I know that everyone in my department had hoped I would stick around as chair for something closer to the tenure of my college’s current dean, who is leaving her post in June after 9 years. Instead, I am going to use Sarah Palin as my model for how to fulfill one’s commitments. I have been holding in a secret weakness, and in fairness to my colleagues, I must admit that my problems are beyond me and preventing me from serving in a complete capacity as department chair. Early tomorrow morning, I will be in Atlanta checking in at the nearest residential theobromine and methyltheobromine maintenance clinic, for an initial intake and treatment stay of 30 days.

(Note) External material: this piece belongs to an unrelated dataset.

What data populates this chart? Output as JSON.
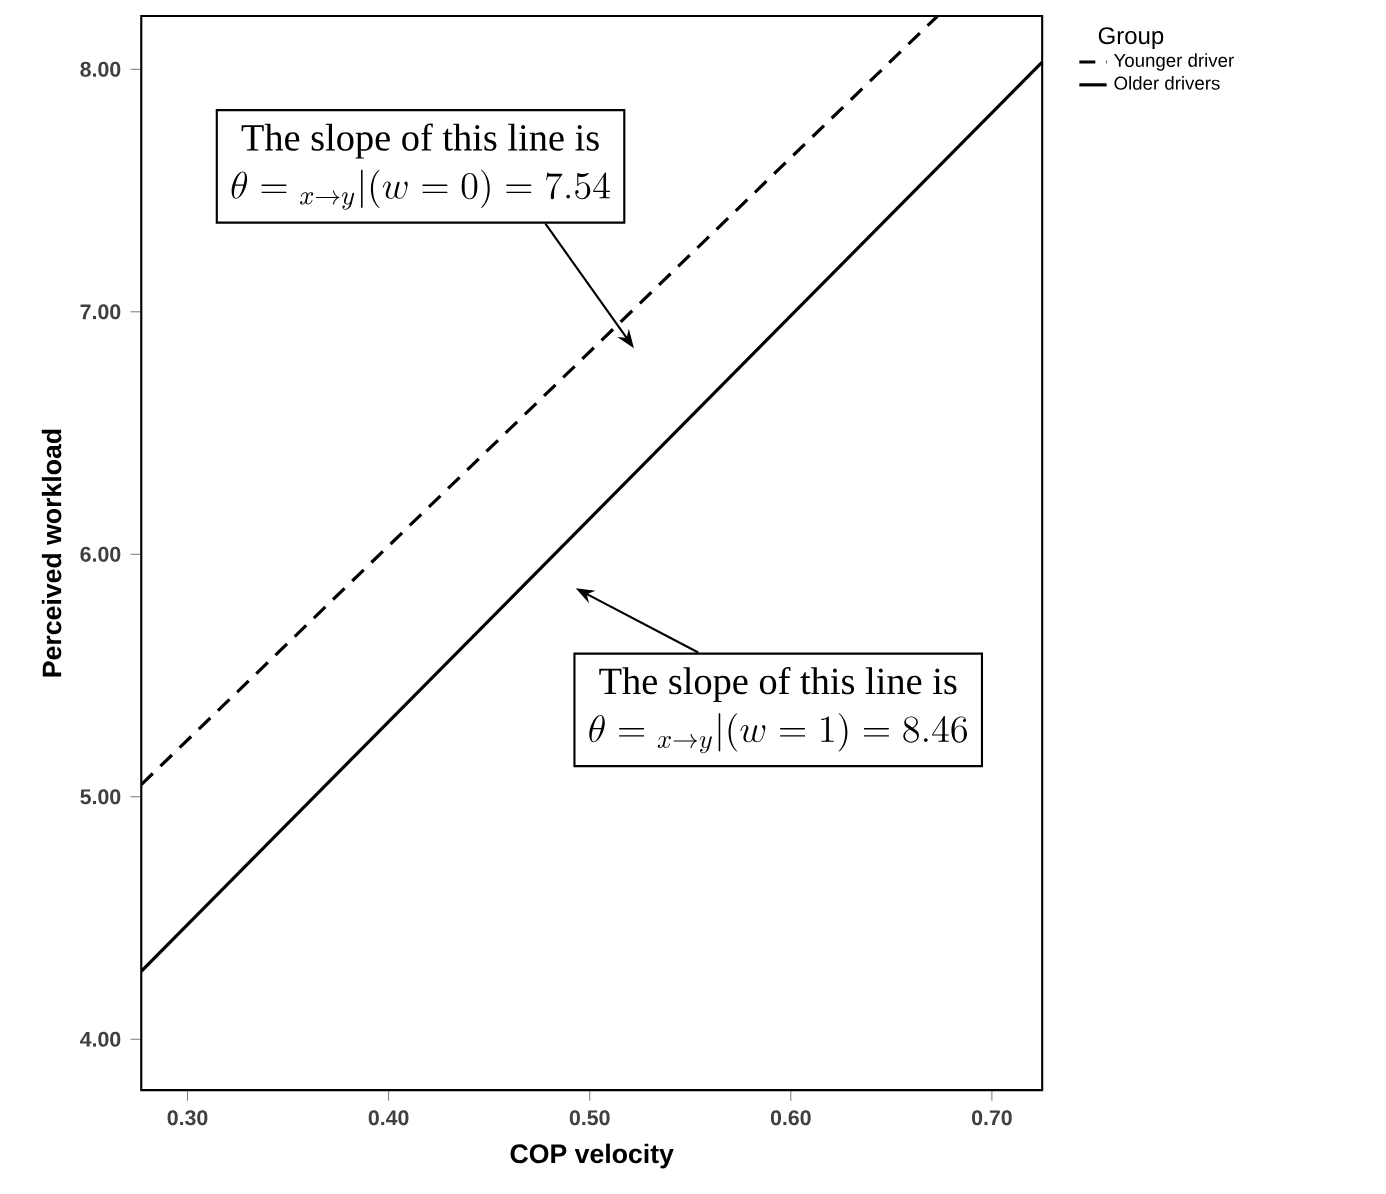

If it turns out that my problem is more serious, I am prepared to travel thousands of miles to take advantage of experts in the treatment of these twin addictions. I will learn to manage my condition and get back on the path to a productive life. The administrators at USF are very kind and understanding, blessing this as a Section 8 leave and allowing me to return to my previous status as a cranky full professor.

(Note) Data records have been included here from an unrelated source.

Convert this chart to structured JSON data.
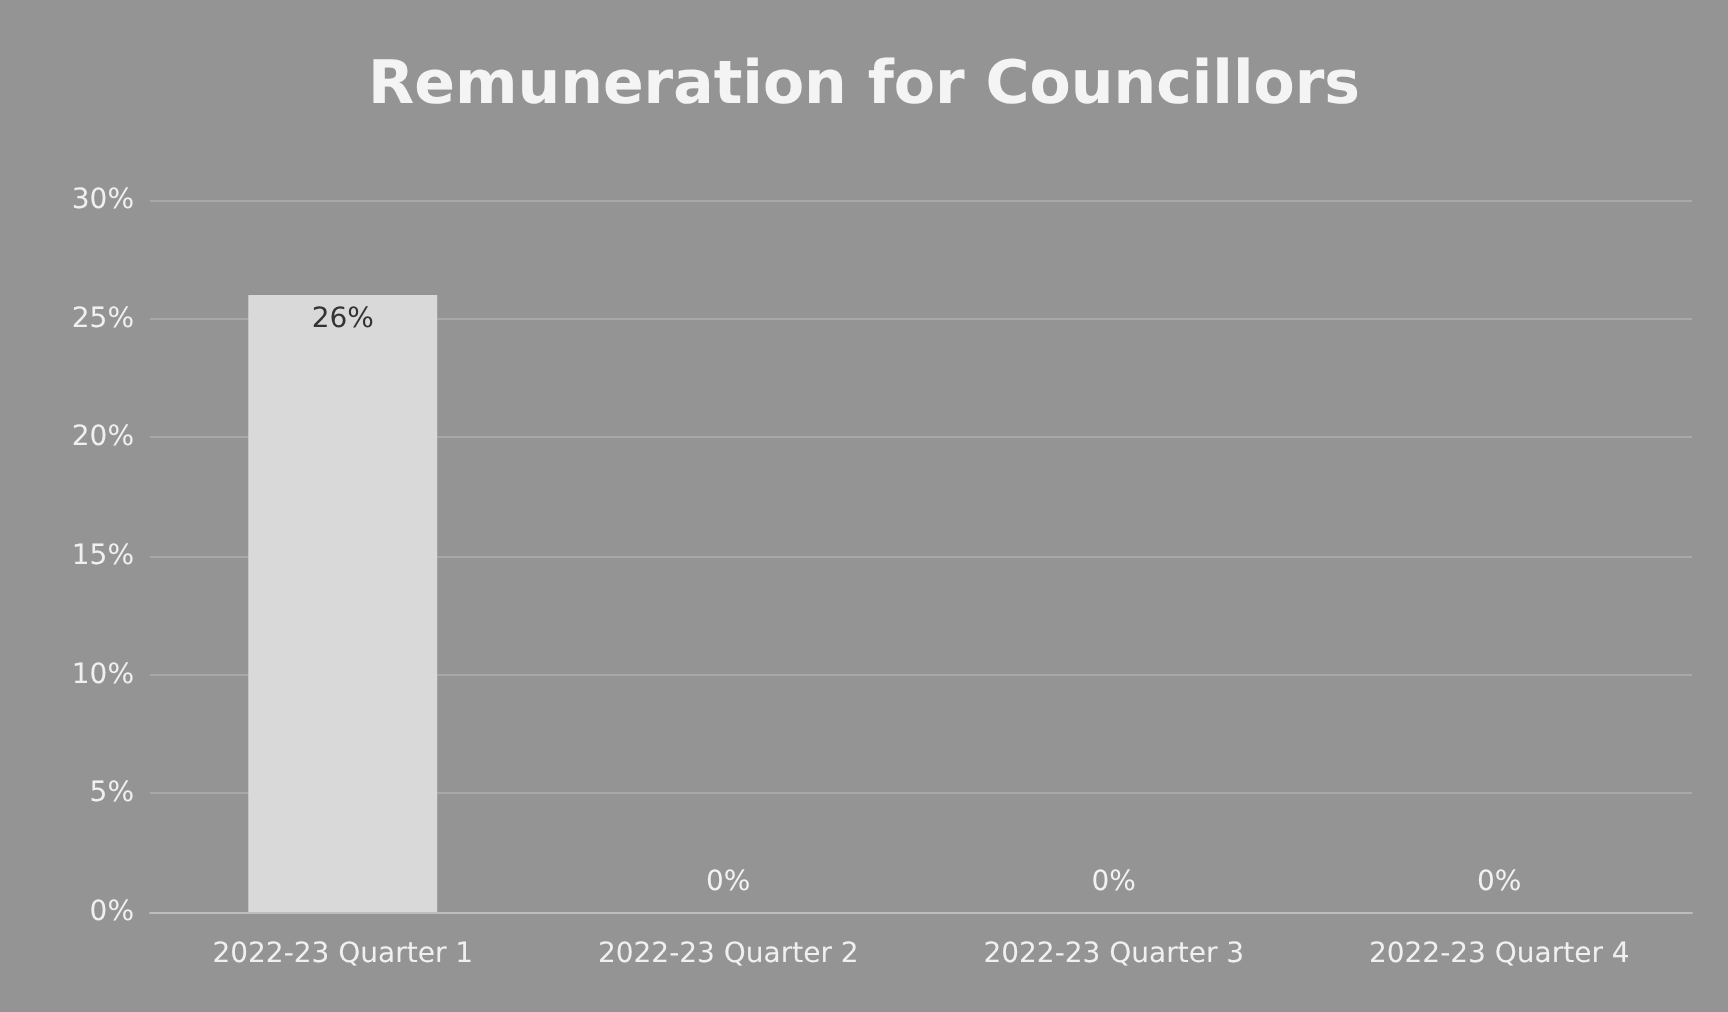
{
  "chart_data": {
    "type": "bar",
    "title": "Remuneration for Councillors",
    "categories": [
      "2022-23 Quarter 1",
      "2022-23 Quarter 2",
      "2022-23 Quarter 3",
      "2022-23 Quarter 4"
    ],
    "values": [
      26,
      0,
      0,
      0
    ],
    "color": "#d9d9d9",
    "value_labels": [
      "26%",
      "0%",
      "0%",
      "0%"
    ],
    "ylim": [
      0,
      30
    ],
    "yticks": [
      {
        "value": 0,
        "label": "0%"
      },
      {
        "value": 5,
        "label": "5%"
      },
      {
        "value": 10,
        "label": "10%"
      },
      {
        "value": 15,
        "label": "15%"
      },
      {
        "value": 20,
        "label": "20%"
      },
      {
        "value": 25,
        "label": "25%"
      },
      {
        "value": 30,
        "label": "30%"
      }
    ],
    "grid": true
  }
}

I admit that I have had enormous difficulties as well with the values that my soon-to-be-erstwhile colleagues and department staff have demonstrated in the past year or more while I have been first associate chair and then chair: hard work, compassion, collaboration with colleagues and students, integrity, and above all else a helpful attitude and a smile in the morning. I had hoped to make some progress towards the type of department that many can only dream about working in,2 but my constant efforts to encourage selfishness, backbiting, exploitation and humiliation of students, and a slack approach to showing up has borne absolutely no fruit. I had hoped to cultivate at least one hallway with million-dollar grant winners who don’t give a hoot about students or each other, because I started the year with the kernel of successful grantwriters and I figured it would only take a little effort to complete the picture. But as many administrators have pointed out over the years, faculty are stubborn and often refuse to head in the direction that higher education must go if it is to survive and move towards the values of Wall Street. Without at least a few first-class assholes, my dreams for a forward-looking department have been dashed.

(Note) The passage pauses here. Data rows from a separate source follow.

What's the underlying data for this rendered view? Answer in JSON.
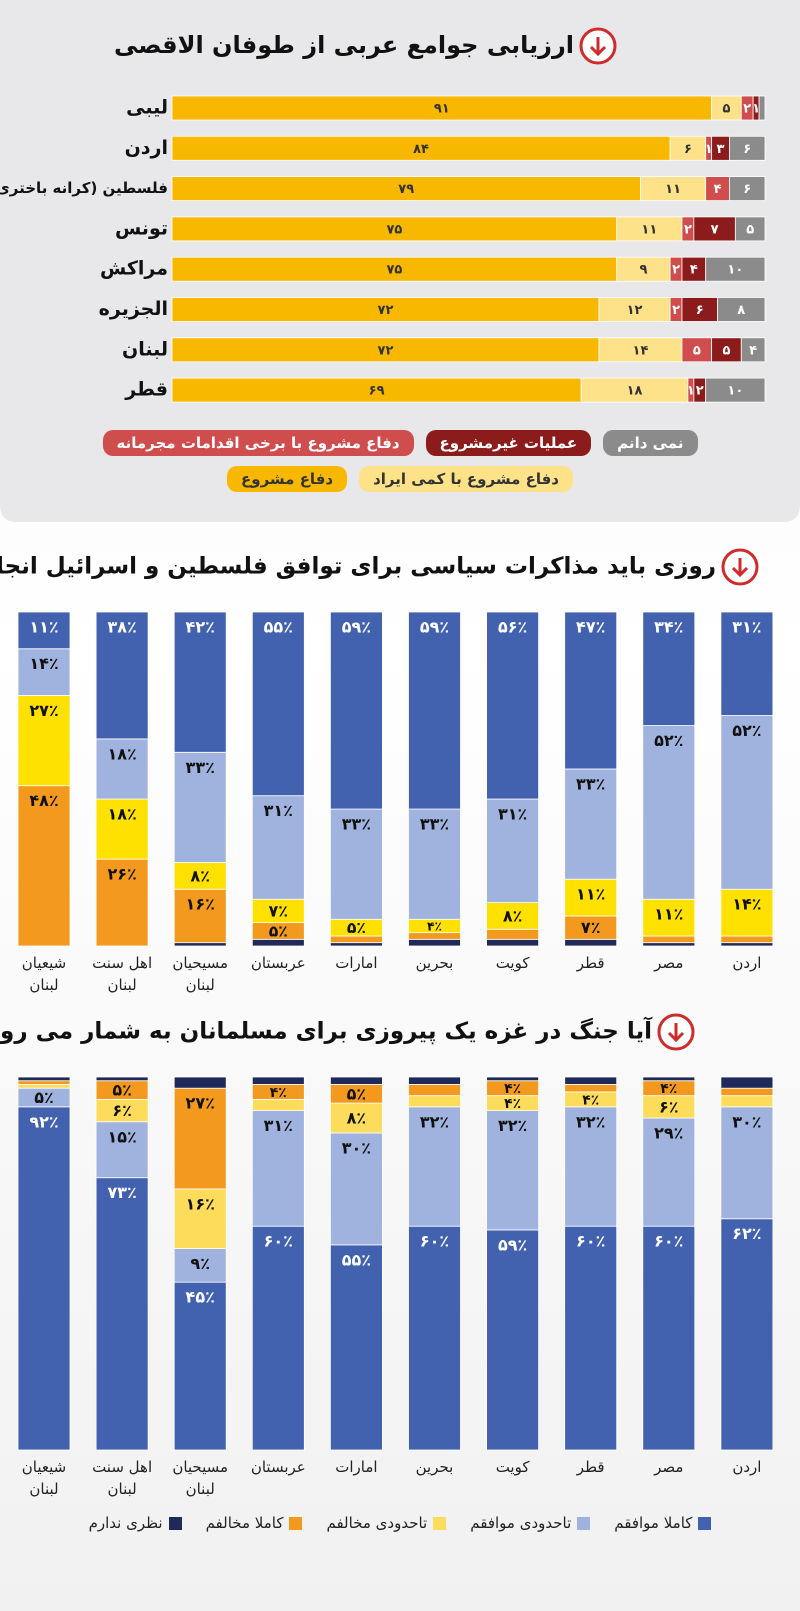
{
  "chart_data": [
    {
      "type": "stacked-hbar",
      "title": "ارزیابی جوامع عربی از طوفان الاقصی",
      "categories": [
        "لیبی",
        "اردن",
        "فلسطین (کرانه باختری)",
        "تونس",
        "مراکش",
        "الجزیره",
        "لبنان",
        "قطر"
      ],
      "xlim": [
        0,
        100
      ],
      "series": [
        {
          "name": "دفاع مشروع",
          "color": "#f9b800",
          "values": [
            91,
            84,
            79,
            75,
            75,
            72,
            72,
            69
          ],
          "value_labels": [
            "۹۱",
            "۸۴",
            "۷۹",
            "۷۵",
            "۷۵",
            "۷۲",
            "۷۲",
            "۶۹"
          ]
        },
        {
          "name": "دفاع مشروع با کمی ایراد",
          "color": "#fde28a",
          "values": [
            5,
            6,
            11,
            11,
            9,
            12,
            14,
            18
          ],
          "value_labels": [
            "۵",
            "۶",
            "۱۱",
            "۱۱",
            "۹",
            "۱۲",
            "۱۴",
            "۱۸"
          ]
        },
        {
          "name": "دفاع مشروع با برخی اقدامات مجرمانه",
          "color": "#cf4d4d",
          "values": [
            2,
            1,
            4,
            2,
            2,
            2,
            5,
            1
          ],
          "value_labels": [
            "۲",
            "۱",
            "۴",
            "۲",
            "۲",
            "۲",
            "۵",
            "۱"
          ]
        },
        {
          "name": "عملیات غیرمشروع",
          "color": "#8c1c1c",
          "values": [
            1,
            3,
            0,
            7,
            4,
            6,
            5,
            2
          ],
          "value_labels": [
            "۱",
            "۳",
            null,
            "۷",
            "۴",
            "۶",
            "۵",
            "۲"
          ]
        },
        {
          "name": "نمی دانم",
          "color": "#8b8b8b",
          "values": [
            1,
            6,
            6,
            5,
            10,
            8,
            4,
            10
          ],
          "value_labels": [
            null,
            "۶",
            "۶",
            "۵",
            "۱۰",
            "۸",
            "۴",
            "۱۰"
          ]
        }
      ]
    },
    {
      "type": "stacked-vbar",
      "title": "روزی باید مذاکرات سیاسی برای توافق فلسطین و اسرائیل انجام شود",
      "categories": [
        "شیعیان لبنان",
        "اهل سنت لبنان",
        "مسیحیان لبنان",
        "عربستان",
        "امارات",
        "بحرین",
        "کویت",
        "قطر",
        "مصر",
        "اردن"
      ],
      "ylim": [
        0,
        100
      ],
      "series": [
        {
          "color": "#1f2a5a",
          "values": [
            0,
            0,
            1,
            2,
            1,
            2,
            2,
            2,
            1,
            1
          ]
        },
        {
          "color": "#f39a1e",
          "values": [
            48,
            26,
            16,
            5,
            2,
            2,
            3,
            7,
            2,
            2
          ],
          "value_labels": [
            "۴۸٪",
            "۲۶٪",
            "۱۶٪",
            "۵٪",
            null,
            null,
            null,
            "۷٪",
            null,
            null
          ]
        },
        {
          "color": "#ffe100",
          "values": [
            27,
            18,
            8,
            7,
            5,
            4,
            8,
            11,
            11,
            14
          ],
          "value_labels": [
            "۲۷٪",
            "۱۸٪",
            "۸٪",
            "۷٪",
            "۵٪",
            "۴٪",
            "۸٪",
            "۱۱٪",
            "۱۱٪",
            "۱۴٪"
          ]
        },
        {
          "color": "#9fb3de",
          "values": [
            14,
            18,
            33,
            31,
            33,
            33,
            31,
            33,
            52,
            52
          ],
          "value_labels": [
            "۱۴٪",
            "۱۸٪",
            "۳۳٪",
            "۳۱٪",
            "۳۳٪",
            "۳۳٪",
            "۳۱٪",
            "۳۳٪",
            "۵۲٪",
            "۵۲٪"
          ]
        },
        {
          "color": "#4262b0",
          "values": [
            11,
            38,
            42,
            55,
            59,
            59,
            56,
            47,
            34,
            31
          ],
          "value_labels": [
            "۱۱٪",
            "۳۸٪",
            "۴۲٪",
            "۵۵٪",
            "۵۹٪",
            "۵۹٪",
            "۵۶٪",
            "۴۷٪",
            "۳۴٪",
            "۳۱٪"
          ]
        }
      ]
    },
    {
      "type": "stacked-vbar",
      "title": "آیا جنگ در غزه یک پیروزی برای مسلمانان به شمار می رود",
      "categories": [
        "شیعیان لبنان",
        "اهل سنت لبنان",
        "مسیحیان لبنان",
        "عربستان",
        "امارات",
        "بحرین",
        "کویت",
        "قطر",
        "مصر",
        "اردن"
      ],
      "ylim": [
        0,
        100
      ],
      "series": [
        {
          "name": "کاملا موافقم",
          "color": "#4262b0",
          "values": [
            92,
            73,
            45,
            60,
            55,
            60,
            59,
            60,
            60,
            62
          ],
          "value_labels": [
            "۹۲٪",
            "۷۳٪",
            "۴۵٪",
            "۶۰٪",
            "۵۵٪",
            "۶۰٪",
            "۵۹٪",
            "۶۰٪",
            "۶۰٪",
            "۶۲٪"
          ]
        },
        {
          "name": "تاحدودی موافقم",
          "color": "#9fb3de",
          "values": [
            5,
            15,
            9,
            31,
            30,
            32,
            32,
            32,
            29,
            30
          ],
          "value_labels": [
            "۵٪",
            "۱۵٪",
            "۹٪",
            "۳۱٪",
            "۳۰٪",
            "۳۲٪",
            "۳۲٪",
            "۳۲٪",
            "۲۹٪",
            "۳۰٪"
          ]
        },
        {
          "name": "تاحدودی مخالفم",
          "color": "#fddc5c",
          "values": [
            1,
            6,
            16,
            3,
            8,
            3,
            4,
            4,
            6,
            3
          ],
          "value_labels": [
            null,
            "۶٪",
            "۱۶٪",
            null,
            "۸٪",
            null,
            "۴٪",
            "۴٪",
            "۶٪",
            null
          ]
        },
        {
          "name": "کاملا مخالفم",
          "color": "#f39a1e",
          "values": [
            1,
            5,
            27,
            4,
            5,
            3,
            4,
            2,
            4,
            2
          ],
          "value_labels": [
            null,
            "۵٪",
            "۲۷٪",
            "۴٪",
            "۵٪",
            null,
            "۴٪",
            null,
            "۴٪",
            null
          ]
        },
        {
          "name": "نظری ندارم",
          "color": "#1f2a5a",
          "values": [
            1,
            1,
            3,
            2,
            2,
            2,
            1,
            2,
            1,
            3
          ]
        }
      ]
    }
  ]
}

Now don’t think that you readers have not caused your share of pains to me. You, who park over the lines even though the lanes are 10 feet wide, or worse, park in a Disabled Parking slot when you are not allowed to. You, who bring 11 items to the 10-or-fewer checkout line.3 You, who fail to attend to my subtle style. Be gone! Go read your Drudge Report, or whatever you think counts as deep analysis. I could not care less.
I will now follow the time-honored three-step formula to riches:
- Quit and write a vinegary op-ed for a major national newspaper explaining why I was moral while everyone else was raiding the treasury, and why therefore I could not stand it any more though I said nothing for years while cashing the paychecks.
- Get a contract to write a bestseller, with guaranteed $1 million advance.